I'm telling you this because it explains why I enjoyed "Confederates in the Attic" so much. I kept shaking my head in recognition as Tony Horwitz described his expeditions to landmarks of the Civil War and, concurrently, the outer limits of the Southern mind. The War Between the States lives on in the South, where, as William Faulkner once wrote, "The past is never dead. It's not even past." The phenomenon is summed up nicely early in this book when the Oklahoma-born director of a national cemetery in Maryland says, "In school I remember learning that the Civil War ended a long time ago. Folks here don't always see it that way. They think it's still halftime."
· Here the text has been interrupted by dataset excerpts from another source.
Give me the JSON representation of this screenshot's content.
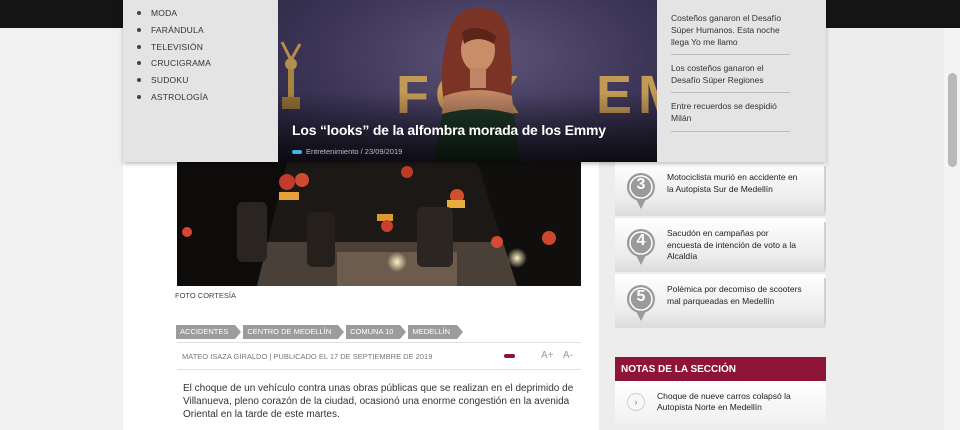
{
  "menu": {
    "items": [
      "MODA",
      "FARÁNDULA",
      "TELEVISIÓN",
      "CRUCIGRAMA",
      "SUDOKU",
      "ASTROLOGÍA"
    ]
  },
  "feature": {
    "title": "Los “looks” de la alfombra morada de los Emmy",
    "meta": "Entretenimiento / 23/09/2019"
  },
  "related": [
    "Costeños ganaron el Desafío Súper Humanos. Esta noche llega Yo me llamo",
    "Los costeños ganaron el Desafío Súper Regiones",
    "Entre recuerdos se despidió Milán"
  ],
  "article": {
    "photo_credit": "FOTO CORTESÍA",
    "tags": [
      "ACCIDENTES",
      "CENTRO DE MEDELLÍN",
      "COMUNA 10",
      "MEDELLÍN"
    ],
    "byline": "MATEO ISAZA GIRALDO | PUBLICADO EL 17 DE SEPTIEMBRE DE 2019",
    "font_up": "A+",
    "font_down": "A-",
    "body": "El choque de un vehículo contra unas obras públicas que se realizan en el deprimido de Villanueva, pleno corazón de la ciudad, ocasionó una enorme congestión en la avenida Oriental en la tarde de este martes."
  },
  "most_read": [
    {
      "rank": "3",
      "title": "Motociclista murió en accidente en la Autopista Sur de Medellín"
    },
    {
      "rank": "4",
      "title": "Sacudón en campañas por encuesta de intención de voto a la Alcaldía"
    },
    {
      "rank": "5",
      "title": "Polémica por decomiso de scooters mal parqueadas en Medellín"
    }
  ],
  "section": {
    "title": "NOTAS DE LA SECCIÓN",
    "first_item": "Choque de nueve carros colapsó la Autopista Norte en Medellín"
  },
  "colors": {
    "brand_red": "#8e1537",
    "feature_pill": "#3fb3d9",
    "top_bar": "#141414"
  }
}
Of course, this isn't news to anyone who has spent time in Dixie. But Horwitz manages to find fresh ways to tell the old story. He offers a panoply of characters who serve as tour guides into the mentality of undefeat, including iron-haired ladies from the Daughters of the Confederacy; Shelby Foote, gentle raconteur and oracle of the Lost Cause, who turns out to be sort of grumpy; and Manning Williams, an artist and latter-day secessionist from Charleston who endlessly labors at a Bosch-like painting he calls "Lincoln in Hell." But the centerpiece of the book is Horwitz's adventures with a hard-core Civil War reenactor and carpenter named Robert Lee Hodge. Total authenticity is Hodge's Holy Grail. He wears genuine uniforms (and never washes them), starves himself for a more accurate look and is widely admired for his ability to bloat his body like a Confederate corpse. Hodge recruits Horwitz for a demented weeklong blitz of Civil War battlefields dubbed the Civil Wargasm. Here Horwitz discovers one problem with writing about the South: Your material tends to upstage you. But the author makes the best of the situation. He is a skillful, sometimes hilarious writer with a keen eye for the absurd.
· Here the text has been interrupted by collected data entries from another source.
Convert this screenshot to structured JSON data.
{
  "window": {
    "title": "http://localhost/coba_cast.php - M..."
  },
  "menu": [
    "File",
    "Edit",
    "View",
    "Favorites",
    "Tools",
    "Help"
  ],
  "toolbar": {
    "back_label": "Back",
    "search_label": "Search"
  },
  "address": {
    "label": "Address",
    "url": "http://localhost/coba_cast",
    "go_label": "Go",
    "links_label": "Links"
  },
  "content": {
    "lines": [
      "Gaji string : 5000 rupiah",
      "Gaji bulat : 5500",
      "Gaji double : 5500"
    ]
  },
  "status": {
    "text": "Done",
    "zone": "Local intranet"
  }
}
Horwitz argues that even as the South outwardly becomes more like the rest of America, white Southerners in their guilt and dismay cling ever more tightly to the romantic myths of the past. Blacks generally have a different attitude. One older man Horwitz meets at a Martin Luther King Day service has some advice for white Southerners who can't get past the Civil War: "I got one word for those folks -- Appomattox," he says. "The game's up, you lost. Get over it."

Horwitz, a former foreign correspondent for the Wall Street Journal, tells us that in writing this book, he is serving his own childhood obsession with the Civil War. It's a fascination passed down through the males in his family, even though when the war was actually fought, Horwitz's own ancestors were escaping the Czarist pogrom in Russia. He presents the Civil War as the ultimate American -- and Americanizing -- experience, for better or worse.

This argument doesn't wash with the students in an Afrocentric history class Horwitz visits in Selma, Ala. To them, the Civil War was irrelevant -- just one bunch of white racists fighting another for power. "It's his-story," says one teenager, "as in his story, the white man's, not mine." Horwitz realizes with growing gloom that these black students were using the same rhetoric as neo-Confederates, who maintain the war wasn't about slavery, but state's rights. From these Selma kids and their Farrakhan-admiring teacher, the author learns that when it comes to clinging to self-defeating myths, no culture has a corner on the market.

Maryanne Vollers

Maryanne Vollers is the author of "Ghosts of Mississippi." She lives in Montana.